Handwerkskammer mit Ehrennadel für integrative Leistungen und Engagement geehrt

Das Miteinander verschiedener Kulturen erleben

Die "Flüchtlingsnetzwerker" Nikolinka Georgieva, Hans-Maik Diehl, Jens Fiedermann und Projektleiterin Ursula Westermann (v.l.) erfüllen ihre Aufgabe mit viel Engagement und Herzblut. privat

Koblenz.Eine besondere Ehrung wurde der Handwerkskammer (HwK) Koblenz zuteil: Im Rahmen der Abschlussveranstaltung „Interkulturelle Wochen“ wurde ihr die Ehrennadel der Stadt Koblenz für besondere integrative Leistungen und Engagement im Umgang mit Flüchtlingen verliehen.

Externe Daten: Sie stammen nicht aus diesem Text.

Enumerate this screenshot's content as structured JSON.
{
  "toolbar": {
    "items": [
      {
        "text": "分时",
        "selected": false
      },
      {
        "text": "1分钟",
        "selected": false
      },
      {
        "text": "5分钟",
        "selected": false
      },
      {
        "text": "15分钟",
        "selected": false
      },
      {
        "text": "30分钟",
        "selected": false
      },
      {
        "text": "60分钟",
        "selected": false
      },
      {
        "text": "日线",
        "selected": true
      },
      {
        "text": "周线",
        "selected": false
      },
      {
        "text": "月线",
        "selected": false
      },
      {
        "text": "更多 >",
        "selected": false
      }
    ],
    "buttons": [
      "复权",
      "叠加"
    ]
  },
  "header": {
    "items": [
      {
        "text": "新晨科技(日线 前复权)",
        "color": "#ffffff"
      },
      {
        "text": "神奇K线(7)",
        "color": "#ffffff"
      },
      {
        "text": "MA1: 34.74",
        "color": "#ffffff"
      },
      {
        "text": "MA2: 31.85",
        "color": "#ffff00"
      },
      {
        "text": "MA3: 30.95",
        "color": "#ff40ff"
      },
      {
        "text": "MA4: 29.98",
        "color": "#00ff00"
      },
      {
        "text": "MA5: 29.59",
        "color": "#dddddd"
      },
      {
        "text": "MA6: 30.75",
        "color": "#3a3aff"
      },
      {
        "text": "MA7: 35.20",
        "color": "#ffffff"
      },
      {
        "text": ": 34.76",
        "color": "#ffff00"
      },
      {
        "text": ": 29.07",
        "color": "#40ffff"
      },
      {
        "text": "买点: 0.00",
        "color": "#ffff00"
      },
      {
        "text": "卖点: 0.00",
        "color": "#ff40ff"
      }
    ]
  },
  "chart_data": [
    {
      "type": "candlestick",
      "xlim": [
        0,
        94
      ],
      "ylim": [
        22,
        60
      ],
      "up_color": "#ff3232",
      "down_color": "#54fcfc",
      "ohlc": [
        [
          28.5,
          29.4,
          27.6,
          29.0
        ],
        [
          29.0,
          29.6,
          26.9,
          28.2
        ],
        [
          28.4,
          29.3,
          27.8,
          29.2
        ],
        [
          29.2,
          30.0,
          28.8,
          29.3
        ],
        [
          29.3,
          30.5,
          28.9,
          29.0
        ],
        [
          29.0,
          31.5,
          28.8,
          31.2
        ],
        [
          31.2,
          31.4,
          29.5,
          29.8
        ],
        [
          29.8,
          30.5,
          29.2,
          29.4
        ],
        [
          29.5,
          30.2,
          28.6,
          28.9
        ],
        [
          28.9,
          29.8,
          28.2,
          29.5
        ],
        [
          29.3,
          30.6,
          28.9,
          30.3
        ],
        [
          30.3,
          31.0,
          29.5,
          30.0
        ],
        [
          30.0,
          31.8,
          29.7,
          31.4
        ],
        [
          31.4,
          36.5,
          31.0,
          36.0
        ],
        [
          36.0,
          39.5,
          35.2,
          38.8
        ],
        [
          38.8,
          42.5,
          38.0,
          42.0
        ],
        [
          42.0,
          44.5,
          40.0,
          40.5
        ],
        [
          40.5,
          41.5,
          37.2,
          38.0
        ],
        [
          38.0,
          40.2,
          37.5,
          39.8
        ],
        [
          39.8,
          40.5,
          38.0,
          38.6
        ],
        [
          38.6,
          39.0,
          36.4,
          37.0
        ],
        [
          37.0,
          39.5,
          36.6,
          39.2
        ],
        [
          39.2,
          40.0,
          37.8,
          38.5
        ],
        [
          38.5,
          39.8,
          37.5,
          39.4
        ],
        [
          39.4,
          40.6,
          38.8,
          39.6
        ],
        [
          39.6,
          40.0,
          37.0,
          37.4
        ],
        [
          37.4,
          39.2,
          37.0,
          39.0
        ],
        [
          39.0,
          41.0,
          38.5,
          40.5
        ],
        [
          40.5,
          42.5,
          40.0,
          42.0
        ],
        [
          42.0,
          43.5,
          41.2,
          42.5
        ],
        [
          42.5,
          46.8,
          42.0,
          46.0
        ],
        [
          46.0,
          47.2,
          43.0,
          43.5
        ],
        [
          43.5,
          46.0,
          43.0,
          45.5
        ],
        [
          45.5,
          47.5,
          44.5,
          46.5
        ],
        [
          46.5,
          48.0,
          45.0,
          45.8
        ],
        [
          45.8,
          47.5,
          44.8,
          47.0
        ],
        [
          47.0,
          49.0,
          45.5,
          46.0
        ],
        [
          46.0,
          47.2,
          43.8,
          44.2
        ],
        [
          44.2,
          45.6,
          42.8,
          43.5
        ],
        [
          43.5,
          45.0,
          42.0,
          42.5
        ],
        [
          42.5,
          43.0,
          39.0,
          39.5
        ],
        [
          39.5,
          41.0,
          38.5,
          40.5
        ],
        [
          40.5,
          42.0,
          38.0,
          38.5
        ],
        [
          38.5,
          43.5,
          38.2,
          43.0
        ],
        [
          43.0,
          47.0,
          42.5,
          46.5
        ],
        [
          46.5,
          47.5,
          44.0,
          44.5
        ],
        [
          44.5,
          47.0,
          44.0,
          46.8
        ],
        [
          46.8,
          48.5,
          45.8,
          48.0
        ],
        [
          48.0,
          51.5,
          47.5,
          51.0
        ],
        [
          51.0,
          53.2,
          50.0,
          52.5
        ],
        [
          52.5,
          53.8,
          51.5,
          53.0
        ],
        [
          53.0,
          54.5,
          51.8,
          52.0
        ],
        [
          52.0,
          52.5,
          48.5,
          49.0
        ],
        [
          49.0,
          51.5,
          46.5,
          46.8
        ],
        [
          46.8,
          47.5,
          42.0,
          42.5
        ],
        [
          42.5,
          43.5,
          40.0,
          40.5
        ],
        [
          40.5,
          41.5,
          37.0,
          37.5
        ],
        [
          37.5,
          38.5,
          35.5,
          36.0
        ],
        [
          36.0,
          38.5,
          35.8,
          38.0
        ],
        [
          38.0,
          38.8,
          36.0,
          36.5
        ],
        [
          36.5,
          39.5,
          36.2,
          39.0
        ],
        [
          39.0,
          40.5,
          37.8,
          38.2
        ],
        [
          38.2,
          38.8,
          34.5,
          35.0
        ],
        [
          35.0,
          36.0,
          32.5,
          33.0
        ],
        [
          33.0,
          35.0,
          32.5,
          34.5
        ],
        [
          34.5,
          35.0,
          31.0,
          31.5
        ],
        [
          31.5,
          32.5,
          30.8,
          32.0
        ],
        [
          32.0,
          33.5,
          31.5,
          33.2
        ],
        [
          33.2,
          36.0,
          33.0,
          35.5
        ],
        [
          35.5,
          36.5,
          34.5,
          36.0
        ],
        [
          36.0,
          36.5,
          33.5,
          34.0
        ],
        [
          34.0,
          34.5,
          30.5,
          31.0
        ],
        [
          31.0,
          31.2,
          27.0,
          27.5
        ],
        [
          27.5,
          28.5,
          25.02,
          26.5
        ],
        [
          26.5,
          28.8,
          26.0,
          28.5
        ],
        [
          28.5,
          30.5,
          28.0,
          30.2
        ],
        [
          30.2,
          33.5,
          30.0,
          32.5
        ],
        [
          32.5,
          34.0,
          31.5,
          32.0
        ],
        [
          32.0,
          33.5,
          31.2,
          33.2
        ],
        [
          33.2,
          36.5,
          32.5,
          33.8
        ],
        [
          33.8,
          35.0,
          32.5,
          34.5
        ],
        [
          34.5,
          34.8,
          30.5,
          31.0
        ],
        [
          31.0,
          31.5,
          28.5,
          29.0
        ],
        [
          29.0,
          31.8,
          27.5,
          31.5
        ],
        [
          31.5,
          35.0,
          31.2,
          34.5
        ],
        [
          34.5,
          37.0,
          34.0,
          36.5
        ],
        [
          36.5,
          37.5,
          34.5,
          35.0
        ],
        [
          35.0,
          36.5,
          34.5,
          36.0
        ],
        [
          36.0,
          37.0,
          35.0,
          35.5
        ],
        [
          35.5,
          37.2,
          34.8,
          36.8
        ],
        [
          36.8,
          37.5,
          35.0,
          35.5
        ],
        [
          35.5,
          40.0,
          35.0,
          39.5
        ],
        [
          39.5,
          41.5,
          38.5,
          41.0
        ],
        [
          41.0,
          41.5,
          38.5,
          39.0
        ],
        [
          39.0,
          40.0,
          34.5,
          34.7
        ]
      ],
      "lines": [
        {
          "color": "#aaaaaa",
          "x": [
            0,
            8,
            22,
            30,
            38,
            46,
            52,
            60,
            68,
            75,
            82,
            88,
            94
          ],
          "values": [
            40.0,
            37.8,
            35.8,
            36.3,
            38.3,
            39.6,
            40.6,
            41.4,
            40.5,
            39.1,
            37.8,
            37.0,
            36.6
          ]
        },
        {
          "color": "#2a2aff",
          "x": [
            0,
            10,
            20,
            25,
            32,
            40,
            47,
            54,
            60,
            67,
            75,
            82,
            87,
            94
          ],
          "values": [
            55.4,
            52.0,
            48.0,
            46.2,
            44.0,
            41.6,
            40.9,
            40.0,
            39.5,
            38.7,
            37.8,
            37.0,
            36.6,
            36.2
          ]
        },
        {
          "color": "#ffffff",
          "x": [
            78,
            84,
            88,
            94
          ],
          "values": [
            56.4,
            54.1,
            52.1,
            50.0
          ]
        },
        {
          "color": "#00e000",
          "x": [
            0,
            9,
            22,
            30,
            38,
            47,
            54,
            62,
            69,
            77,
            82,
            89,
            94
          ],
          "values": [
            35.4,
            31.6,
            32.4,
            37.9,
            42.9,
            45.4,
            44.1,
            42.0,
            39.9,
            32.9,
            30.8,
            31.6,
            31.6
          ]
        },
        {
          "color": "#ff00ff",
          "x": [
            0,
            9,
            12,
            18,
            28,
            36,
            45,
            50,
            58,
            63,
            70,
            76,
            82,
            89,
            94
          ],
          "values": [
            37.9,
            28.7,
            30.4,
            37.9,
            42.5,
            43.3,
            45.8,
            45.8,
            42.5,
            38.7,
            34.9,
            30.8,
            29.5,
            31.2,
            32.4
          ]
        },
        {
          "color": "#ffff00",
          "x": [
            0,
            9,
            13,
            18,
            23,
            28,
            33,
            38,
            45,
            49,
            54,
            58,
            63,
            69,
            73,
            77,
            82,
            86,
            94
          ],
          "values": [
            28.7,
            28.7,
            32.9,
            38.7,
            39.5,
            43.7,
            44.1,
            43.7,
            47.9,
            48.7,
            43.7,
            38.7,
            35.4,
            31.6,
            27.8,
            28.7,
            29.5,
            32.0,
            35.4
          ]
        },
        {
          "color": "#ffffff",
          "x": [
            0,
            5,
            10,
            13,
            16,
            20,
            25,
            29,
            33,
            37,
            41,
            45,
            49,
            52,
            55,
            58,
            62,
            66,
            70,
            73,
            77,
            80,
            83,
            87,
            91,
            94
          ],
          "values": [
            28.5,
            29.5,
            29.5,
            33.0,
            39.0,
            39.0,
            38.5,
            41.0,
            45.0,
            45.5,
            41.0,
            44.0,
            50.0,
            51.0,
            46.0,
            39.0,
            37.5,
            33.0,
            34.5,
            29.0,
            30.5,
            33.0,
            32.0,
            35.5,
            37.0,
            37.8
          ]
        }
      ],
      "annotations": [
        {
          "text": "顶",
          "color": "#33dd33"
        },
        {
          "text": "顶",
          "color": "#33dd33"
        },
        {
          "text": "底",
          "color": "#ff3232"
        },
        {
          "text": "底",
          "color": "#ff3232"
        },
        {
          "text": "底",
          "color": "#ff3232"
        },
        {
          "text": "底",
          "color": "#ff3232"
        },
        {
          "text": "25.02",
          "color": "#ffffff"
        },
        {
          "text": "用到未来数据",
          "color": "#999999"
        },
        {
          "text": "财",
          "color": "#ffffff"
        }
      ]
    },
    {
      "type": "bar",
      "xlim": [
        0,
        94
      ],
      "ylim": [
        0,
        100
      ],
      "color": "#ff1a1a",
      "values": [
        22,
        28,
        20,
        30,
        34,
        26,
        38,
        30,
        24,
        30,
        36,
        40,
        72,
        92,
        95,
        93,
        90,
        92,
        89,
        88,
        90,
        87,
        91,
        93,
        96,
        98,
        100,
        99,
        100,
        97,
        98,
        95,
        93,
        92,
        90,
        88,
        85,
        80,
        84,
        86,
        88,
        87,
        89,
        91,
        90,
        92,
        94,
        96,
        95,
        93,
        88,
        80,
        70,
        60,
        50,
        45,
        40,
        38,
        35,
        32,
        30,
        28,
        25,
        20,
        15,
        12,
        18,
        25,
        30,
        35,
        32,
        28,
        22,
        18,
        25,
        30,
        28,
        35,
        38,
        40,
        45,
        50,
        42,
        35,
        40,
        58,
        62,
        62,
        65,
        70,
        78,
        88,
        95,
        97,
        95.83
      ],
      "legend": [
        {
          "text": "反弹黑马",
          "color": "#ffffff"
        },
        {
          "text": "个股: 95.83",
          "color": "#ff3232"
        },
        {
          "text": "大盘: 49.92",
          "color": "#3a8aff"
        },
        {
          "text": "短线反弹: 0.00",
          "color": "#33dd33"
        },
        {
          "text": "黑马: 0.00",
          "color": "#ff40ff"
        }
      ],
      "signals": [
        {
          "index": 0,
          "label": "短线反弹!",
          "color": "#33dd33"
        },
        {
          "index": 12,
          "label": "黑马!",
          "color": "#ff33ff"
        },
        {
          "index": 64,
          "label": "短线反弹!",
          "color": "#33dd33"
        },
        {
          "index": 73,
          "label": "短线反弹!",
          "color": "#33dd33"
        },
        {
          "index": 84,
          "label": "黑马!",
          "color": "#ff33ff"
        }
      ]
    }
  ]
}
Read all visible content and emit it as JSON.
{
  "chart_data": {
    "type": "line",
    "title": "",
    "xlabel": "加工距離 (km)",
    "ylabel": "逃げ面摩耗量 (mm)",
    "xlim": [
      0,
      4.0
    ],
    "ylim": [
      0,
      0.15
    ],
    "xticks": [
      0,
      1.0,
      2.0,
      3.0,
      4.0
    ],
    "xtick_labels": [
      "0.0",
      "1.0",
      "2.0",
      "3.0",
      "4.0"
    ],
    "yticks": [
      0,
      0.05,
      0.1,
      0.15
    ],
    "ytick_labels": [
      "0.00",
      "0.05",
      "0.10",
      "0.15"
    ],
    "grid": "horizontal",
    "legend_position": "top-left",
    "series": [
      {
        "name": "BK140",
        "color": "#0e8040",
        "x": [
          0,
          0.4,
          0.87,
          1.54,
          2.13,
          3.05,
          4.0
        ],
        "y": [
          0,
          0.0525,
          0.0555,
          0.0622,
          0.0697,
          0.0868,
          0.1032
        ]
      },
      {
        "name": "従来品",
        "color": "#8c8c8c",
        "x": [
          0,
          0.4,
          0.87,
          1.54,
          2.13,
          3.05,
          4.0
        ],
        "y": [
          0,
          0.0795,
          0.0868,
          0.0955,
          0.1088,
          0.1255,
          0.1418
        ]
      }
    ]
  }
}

Die HwK Koblenz mit ihren 19.500 Mitgliedsbetrieben engagiert sich seit Jahren bei der Eingliederung und Integration ausländischer Mitbürger. „Derzeit stehen wir mit der Integration von Flüchtlingen vor einer der größten, auch humanitären Herausforderungen. Diese Menschen sind vor Krieg und Elend geflüchtet, haben unmenschliche Strapazen auf sich genommen und kommen mit einer großen Erwartungshaltung auf ein neues friedliches Leben zu uns. Integration mit Zukunftsperspektive bedeutet mittelfristig eine gute Berufsausbildung, der eventuell ein Langzeitpraktikum vorgeschaltet ist, und langfristig berufliche Eingliederung in das Arbeitsleben“, so Ursula Westermann, Leiterin der Abteilung Lehrlingswesen.

Sie betont, dass deutsche Sprachkenntnisse und eine möglichst schnelle zügige Feststellung und Entscheidung über den rechtlichen Aufenthaltsstatus dafür die Basis sind. Das Aufgabenspektrum der HwK Migrations- und Flüchtlingsnetzwerker ist breit gefächert. Sie engagieren sich bereits bei der Beratung und der Feststellung beruflicher Vorkenntnisse oder Neigungen. Sie vermitteln bei der Anerkennung von Berufsabschlüssen und informieren über mögliche zusätzliche Qualifizierungen. Sie helfen bei der Vermittlung in Langzeitpraktika, Berufsausbildung oder Beschäftigung. Sie begleiten die Flüchtlinge während der beruflichen Eingliederung und bringen viel Herzblut ein.

Das vom Ministerium für Wirtschaft, Klimaschutz, Energie und Landesplanung des Landes Rheinland-Pfalz, der Arbeitsagentur und der Handwerkskammer Koblenz durchgeführte Projekt „Flüchtlingsnetzwerker“ wird im kommenden Jahr personell erweitert.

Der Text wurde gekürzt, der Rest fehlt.